>> Wednesday, January 6, 2010
So many brands today compete in commoditized industries, forced to fight tooth and nail with each other for every customer as they tout similar product features and benefits. Nowhere is this more visible than in the mobile phone industry where prices, apps, and coverage maps are the ammo used to fight the competition.
Customers are fickle, and the only thing keeping them from switching providers are exclusive phones and early termination clauses. It's rare to see these brands demonstrate true value or customer-centricity, and why should they when they have these virtual nooses around their customers' necks? Which is what makes my recent experience with T-Mobile even more remarkable.

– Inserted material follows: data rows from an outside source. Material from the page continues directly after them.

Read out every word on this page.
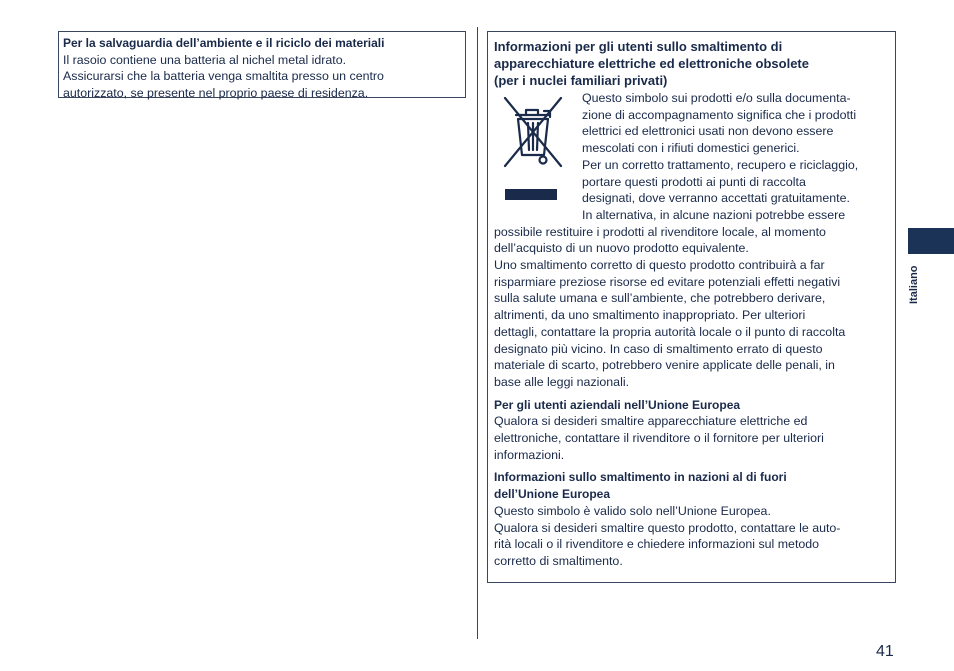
Per la salvaguardia dell’ambiente e il riciclo dei materiali
Il rasoio contiene una batteria al nichel metal idrato.
Assicurarsi che la batteria venga smaltita presso un centro
autorizzato, se presente nel proprio paese di residenza.
Informazioni per gli utenti sullo smaltimento di
apparecchiature elettriche ed elettroniche obsolete
(per i nuclei familiari privati)
Questo simbolo sui prodotti e/o sulla documenta-
zione di accompagnamento significa che i prodotti
elettrici ed elettronici usati non devono essere
mescolati con i rifiuti domestici generici.
Per un corretto trattamento, recupero e riciclaggio,
portare questi prodotti ai punti di raccolta
designati, dove verranno accettati gratuitamente.
In alternativa, in alcune nazioni potrebbe essere
possibile restituire i prodotti al rivenditore locale, al momento
dell’acquisto di un nuovo prodotto equivalente.
Uno smaltimento corretto di questo prodotto contribuirà a far
risparmiare preziose risorse ed evitare potenziali effetti negativi
sulla salute umana e sull’ambiente, che potrebbero derivare,
altrimenti, da uno smaltimento inappropriato. Per ulteriori
dettagli, contattare la propria autorità locale o il punto di raccolta
designato più vicino. In caso di smaltimento errato di questo
materiale di scarto, potrebbero venire applicate delle penali, in
base alle leggi nazionali.
Per gli utenti aziendali nell’Unione Europea
Qualora si desideri smaltire apparecchiature elettriche ed
elettroniche, contattare il rivenditore o il fornitore per ulteriori
informazioni.
Informazioni sullo smaltimento in nazioni al di fuori
dell’Unione Europea
Questo simbolo è valido solo nell’Unione Europea.
Qualora si desideri smaltire questo prodotto, contattare le auto-
rità locali o il rivenditore e chiedere informazioni sul metodo
corretto di smaltimento.
Italiano
41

Over the past few weeks, my BlackBerry had been crashing unexpectedly and on Christmas it did it again, although this time it wouldn't start up anymore (I was greeted by a perpetual hourglass of death). The next day I went to a local T-Mobile store and found out that the 1 year warranty expired two days prior (of course). My last hope: a phone call to Customer Care.
After explaining the situation (and politely reminding the very nice representative that I've been a happy and loyal customer for the past 7 years) T-Mobile did the right thing. They put the customer first and honored the warranty.
But the representative I spoke with didn't stop there. Because I needed to renew my service agreement, she was able to switch me to one of their new "unlimited" plans, saving me money each month. She wasn't just going to fix or replace my old phone, but offered me a brand new device (any one, my choice). Oh, and they'll ship that to me priority service at no charge (after all, it's the holidays and I don't have a phone). And while we're at it, Mr. Martino, the next month is on us. Wow. It really was Christmas on the 26th.
Besides being overjoyed at how lucky I was (after all, the other way this could have gone down ended with me spending several hundred dollars on a new phone), I kept asking myself if other companies would have gone this far. Would AT&T value me as a long time customer the same way? Would Verizon have honored my warranty, even though it expired (I happen to know from past experience that they would not have)?
Commoditized plans and services come and go. Sexy (and exclusive) new phones are always being introduced. But putting a premium on customer service and delivering on it when it matters? That's a rare trait that sets one brand apart from the others and it's why I'll be loyal to T-Mobile for a long time.